I grin as ease down my elbows across the island from her. “It means we’re negotiating.”

Emily makes a face, and I laugh.

“No McDonalds.”

“Why?”

“Because that’s not real food, that’s why.”

“You can eat it, Dad. It’s food.”

“You can eat dirt too, ya know.”

She grins.

“No McDonalds, but how about pizza?”

Emily crows out a cheer.

“But, there’s one condition.”

I get the skeptical eye.

“We’re going to make it.”

My eight-year-old’s eyes go wide. “For real?”

“Sure, why not?”

“You know how to make pizza?” There’s a certain reverence and awe in her face that makes me grin, as if I’ve just admitted that I am in fact, a costumed superhero with the ability to fly and fight crime.

“Your dad is full of surprises, you know.”

Except thirty minutes later, up to our elbows in tomato sauce and flour, there’s one little surprise about myself that I can’t stop lingering on.

Serena.

The surprise I never saw coming, and the one that keeps pulling at something inside of me.

The one I can’t get out of my damn head.

And this is me we’re talking about. I’ve spent years cultivating one very straight and narrow modus operandi when it comes to women: I do not get involved. I don’t linger, I don’t ruminate. I don’t stay awake at night replaying everyday conversations with them, or remembering the way their eyes crinkled at the corners when they laughed at something I said after a particularly boring meeting with our coaching staff.

Except now I do, apparently.

Surprise.

It’s been a week since Serena came to my house that night.

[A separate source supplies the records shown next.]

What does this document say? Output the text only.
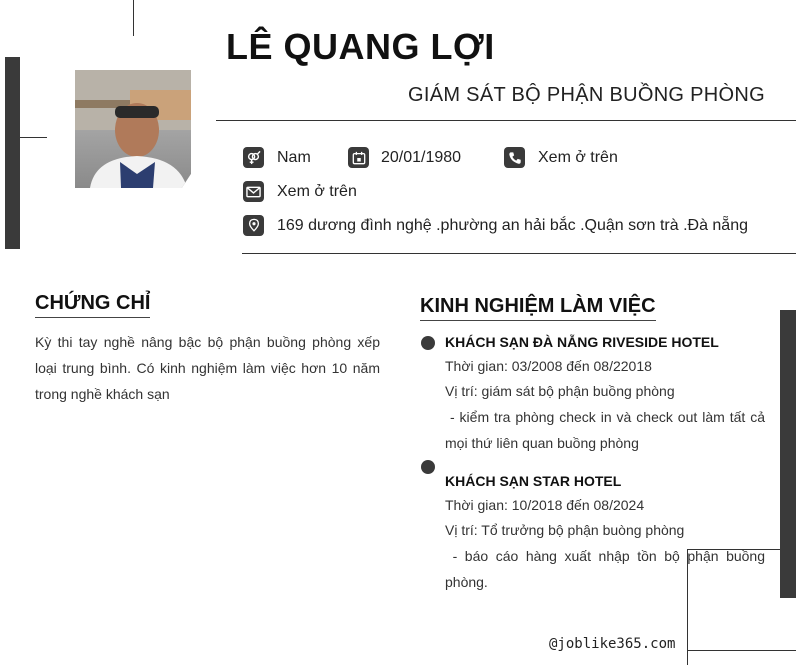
LÊ QUANG LỢI
GIÁM SÁT BỘ PHẬN BUỒNG PHÒNG
Nam	20/01/1980	Xem ở trên
Xem ở trên
169 dương đình nghệ .phường an hải bắc .Quận sơn trà .Đà nẵng
CHỨNG CHỈ
Kỳ thi tay nghề nâng bậc bộ phận buồng phòng xếp loại trung bình. Có kinh nghiệm làm việc hơn 10 năm trong nghề khách sạn
KINH NGHIỆM LÀM VIỆC
KHÁCH SẠN ĐÀ NẴNG RIVESIDE HOTEL
Thời gian: 03/2008 đến 08/22018
Vị trí: giám sát bộ phận buồng phòng
- kiểm tra phòng check in và check out làm tất cả mọi thứ liên quan buồng phòng
KHÁCH SẠN STAR HOTEL
Thời gian: 10/2018 đến 08/2024
Vị trí: Tổ trưởng bộ phận buòng phòng
- báo cáo hàng xuất nhập tồn bộ phận buồng phòng.
@joblike365.com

And whatever worries I had that night after watching her drive away? Gone. Because for seven days now, we’ve been nothing but formal and strictly business at the office.

It’s exactly what I could have hoped for.

And yet, seven days and seven nights later, it’s not what I want, and that’s starting to get to me. The cordial familiarity, the sticking to business only conversations? The not once letting a single flirty look, smile, or line dance between us? If you’d asked me before, I’d have said that’s an ideal situation.

That was before I slept with Serena again.

That was before the lingering scent of her hair on my sheets and the lingering memory of that night with her got in deep under my skin.

Now? Now I’ve spent the last week looking for ways to change the subject from goddamn quarterly expenditure accounts to something we can banter about, or looking for an opening to see if she wants to get a drink after work or something.

Nothing.

It’s like sleeping together again zeroed out all the issues and tension between us.

And it sucks.

“Is Serena coming over tonight?”

I glance up from the cutting board littered with the mushrooms. It’s the third time Emily’s asked me this since the other night.